Il est ainsi possible de suivre l’évolution de la structure sociale selon le niveau de vie et montrer si la société tend, par exemple, à se polariser ou au contraire à se "moyenniser". Les données de l’INSEE montrent que si les inégalités de niveau de vie ont baissé jusqu’aux années 1990, confirmant l’idée de moyennisation, depuis lors elles ont plutôt eu tendance à augmenter.
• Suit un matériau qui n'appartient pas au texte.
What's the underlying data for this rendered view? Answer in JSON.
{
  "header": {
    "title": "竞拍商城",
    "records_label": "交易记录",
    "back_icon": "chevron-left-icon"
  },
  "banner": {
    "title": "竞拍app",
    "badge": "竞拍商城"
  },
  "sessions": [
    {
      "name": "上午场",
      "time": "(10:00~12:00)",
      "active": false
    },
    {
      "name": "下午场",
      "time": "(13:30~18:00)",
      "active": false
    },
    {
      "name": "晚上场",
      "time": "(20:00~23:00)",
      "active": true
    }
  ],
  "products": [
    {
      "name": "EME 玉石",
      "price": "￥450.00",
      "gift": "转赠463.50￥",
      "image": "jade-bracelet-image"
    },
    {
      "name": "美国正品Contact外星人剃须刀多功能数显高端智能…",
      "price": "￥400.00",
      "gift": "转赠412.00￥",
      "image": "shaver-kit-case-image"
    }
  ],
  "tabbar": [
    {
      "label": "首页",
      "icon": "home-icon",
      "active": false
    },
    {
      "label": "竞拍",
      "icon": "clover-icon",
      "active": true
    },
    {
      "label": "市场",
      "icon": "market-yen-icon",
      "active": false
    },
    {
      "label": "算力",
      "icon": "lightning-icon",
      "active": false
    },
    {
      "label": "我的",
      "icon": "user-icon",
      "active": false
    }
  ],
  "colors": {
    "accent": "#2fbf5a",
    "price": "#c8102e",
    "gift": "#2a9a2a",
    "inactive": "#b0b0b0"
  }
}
C’est ce qu’indique le graphique ci-dessous :

Graphique : évolution des inégalités de revenu en France

Source : Julien Blasco, Sébastien Picard, Quarante ans d’inégalités de niveau de vie et de redistribution en France (1975-2016) in France, Portrait social 2019.

1.3.3. L’analyse de la société se fait souvent en France à partir de la nomenclature des PCS, qui distingue différents groupes socioprofessionnels.

En première, vous avez étudié la nomenclature des PCS de l’INSEE (chapitre de sociologie : « comment se construisent et évoluent les liens sociaux ? »). Cette nomenclature classe la population en différents groupes sociaux en fonction de différents critères (statut professionnel, secteur d’activité, taille de l’entreprise, secteur public ou privé, niveau de qualification de l’emploi, position hiérarchique). Le niveau le plus agrégé de la nomenclature est composé de 8 groupes socioprofessionnels dont 6 GSP composés d’actifs et 2 GSP composés d’inactifs :

  1. Agriculteurs
  2. Artisans, commerçants, chefs d’entreprise (ACCE)
  3. Cadres et professions intellectuelles supérieures (CPIS)
  4. Professions intermédiaires (PI)
  5. Employés
  6. Ouvriers
  7. Retraités
  8. Autres personnes sans activité professionnelle

L’objectif de cette nomenclature est de classer la population française âgée de 15 ans et plus (c’est-à-dire en âge de travailler) en un nombre restreint de grandes catégories afin de pouvoir l’étudier, notamment d’un point de vue statistique. Les catégories sociales constituées doivent présenter une certaine homogénéité sociale c’est-à-dire regrouper des individus qui se ressemblent en termes de métier, de qualification, de réseau social mais aussi en termes de mode de vie.

L’intérêt de cette nomenclature est qu’elle permet d’étudier la structure sociale sous forme de groupes sociaux, et ce, selon une différenciation multidimensionnelle (plusieurs critères permettent d’identifier ces groupes). : ces groupes ont donc globalement des niveaux de vie, des modes de vie (pratiques économiques et culturelles) et une même identité sociale (manière d’être, de faire, de penser ou d’envisager l’avenir).

Grâce à cette nomenclature, il est ainsi possible d’identifier les inégalités économiques et sociales qui marquent la société française ainsi que des comportements économiques (épargne ou consommation par exemple), sociaux (pratiques culturelles par exemple) ou politiques (vote, abstention).

Si l’on s’intéresse, par exemple, au marché du travail et plus précisément au risque de chômage, on se rend compte que ce risque est inégalement réparti en fonction des catégories socioprofessionnelles. Les catégories sociales dites « supérieures » telles que les cadres et professions intellectuelles supérieures sont moins touchées par le chômage que les catégories dites « inférieures » telles que les ouvriers ou les employés. En effet, le taux de chômage des cadres est de 3,9 % en 2019 en France contre 12,4 % pour les ouvriers soit un écart de 8,5 points entre ces deux catégories.